The low-frequency speaker of a stereo set has a surface area of 𝐴 equals 0.05 metres squared and produces one watt of acoustical power. What is the intensity at the speaker? If the speaker projects sound uniformly in all directions, at what distance from the speaker is the intensity 0.1 watts per metre squared?
Let’s start by highlighting some of the important information we’ve been given. The speaker has a surface area of 0.05 metres squared called 𝐴. And it produces one watt of acoustical power, which we’ll call 𝑃. We want to know two things: first, the intensity at the speaker, which we’ll call 𝐼 sub 𝑠. And we want to know what distance from the speaker the sound intensity is equal to 0.1 watts per metre squared. We’ll call that distance 𝑑.
Let’s start by drawing a diagram of what’s going on. Here, we show a face on view of the speaker that projects sound out uniformly in all directions. We know the speaker’s area and we know the acoustical power it creates. To solve for the intensity of sound at the speaker, let’s recall a relationship between intensity power and area.
The intensity of sound 𝐼 is equal to the power of the sound produced 𝑃 divided by the area, from which the sound is produced or over which the sound waves fall. In the case of our speaker, the intensity of sound there is equal to the power of sound produced divided by the speaker’s area 𝐴. When we plug in for these two values and calculate this fraction, we find that 𝐼 sub 𝑠 equals 20 watts per metre squared. That’s the sound intensity measured right at the speaker’s surface.
Now, we want to solve for the distance 𝑑 away from the speaker surface that the sound intensity is at a level of 0.1 watts per metre squared. To figure out this distance, we can recall a relationship between intensity 𝐼 and distance from the sound source 𝑟. Sound intensity is proportional to one over the square of the distance.
Now, since we’re told that this speaker emits sound equally in all directions, we can visualize that it emits sound equally in spherical waves travelling forward, backward, up, down, left, right, and in all directions from the speaker. Now, if we were to find the area of one of those spherical waves, that would be the area of a sphere 𝐴 sub 𝑠, which we recall is equal to four times 𝜋 times the sphere’s radius 𝑟 squared.
If we refer back to the equation for sound intensity and apply it to this area of a sphere around the speaker, then intensity 𝐼, which we’re told is 0.1 watts per metre squared at this distance, is equal to the power 𝑃 of the sound produced by the speaker divided by four 𝜋 𝑑 squared.
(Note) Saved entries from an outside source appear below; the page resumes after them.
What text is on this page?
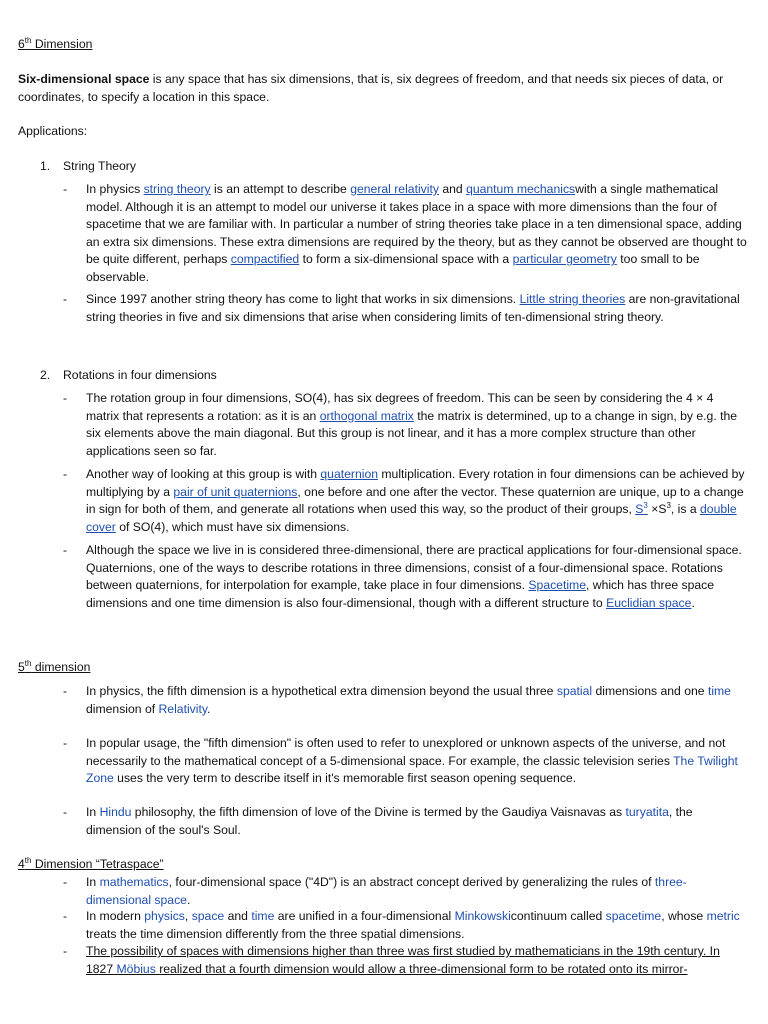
6th Dimension
Six-dimensional space is any space that has six dimensions, that is, six degrees of freedom, and that needs six pieces of data, or coordinates, to specify a location in this space.
Applications:
1. String Theory
- In physics string theory is an attempt to describe general relativity and quantum mechanicswith a single mathematical model. Although it is an attempt to model our universe it takes place in a space with more dimensions than the four of spacetime that we are familiar with. In particular a number of string theories take place in a ten dimensional space, adding an extra six dimensions. These extra dimensions are required by the theory, but as they cannot be observed are thought to be quite different, perhaps compactified to form a six-dimensional space with a particular geometry too small to be observable.
- Since 1997 another string theory has come to light that works in six dimensions. Little string theories are non-gravitational string theories in five and six dimensions that arise when considering limits of ten-dimensional string theory.
2. Rotations in four dimensions
- The rotation group in four dimensions, SO(4), has six degrees of freedom. This can be seen by considering the 4 × 4 matrix that represents a rotation: as it is an orthogonal matrix the matrix is determined, up to a change in sign, by e.g. the six elements above the main diagonal. But this group is not linear, and it has a more complex structure than other applications seen so far.
- Another way of looking at this group is with quaternion multiplication. Every rotation in four dimensions can be achieved by multiplying by a pair of unit quaternions, one before and one after the vector. These quaternion are unique, up to a change in sign for both of them, and generate all rotations when used this way, so the product of their groups, $S^3 \times S^3$, is a double cover of SO(4), which must have six dimensions.
- Although the space we live in is considered three-dimensional, there are practical applications for four-dimensional space. Quaternions, one of the ways to describe rotations in three dimensions, consist of a four-dimensional space. Rotations between quaternions, for interpolation for example, take place in four dimensions. Spacetime, which has three space dimensions and one time dimension is also four-dimensional, though with a different structure to Euclidian space.
5th dimension
- In physics, the fifth dimension is a hypothetical extra dimension beyond the usual three spatial dimensions and one time dimension of Relativity.
- In popular usage, the "fifth dimension" is often used to refer to unexplored or unknown aspects of the universe, and not necessarily to the mathematical concept of a 5-dimensional space. For example, the classic television series The Twilight Zone uses the very term to describe itself in it's memorable first season opening sequence.
- In Hindu philosophy, the fifth dimension of love of the Divine is termed by the Gaudiya Vaisnavas as turyatita, the dimension of the soul's Soul.
4th Dimension “Tetraspace”
- In mathematics, four-dimensional space ("4D") is an abstract concept derived by generalizing the rules of three-dimensional space.
- In modern physics, space and time are unified in a four-dimensional Minkowskicontinuum called spacetime, whose metric treats the time dimension differently from the three spatial dimensions.
- The possibility of spaces with dimensions higher than three was first studied by mathematicians in the 19th century. In 1827 Möbius realized that a fourth dimension would allow a three-dimensional form to be rotated onto its mirror-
When we rearrange this equation to solve for 𝑑, we can first multiply both sides by 𝑑 squared, which cancels that term on the right-hand side then divide both sides by 0.1 watts per metre squared, which cancels that turn on the left-hand side. And finally, we take the square root of both sides which cancels the squared term with the square root on the left, leaving us with an equation for 𝑑 that it equals the square root of the power 𝑃 divided by four 𝜋 times 0.1 watts per metre squared.
Plugging in one watt for 𝑃, when we calculate this value, we find that 𝑑 is 0.9 metres. That’s the distance from the speaker surface at which the sound intensity is 0.1 watts per metre squared.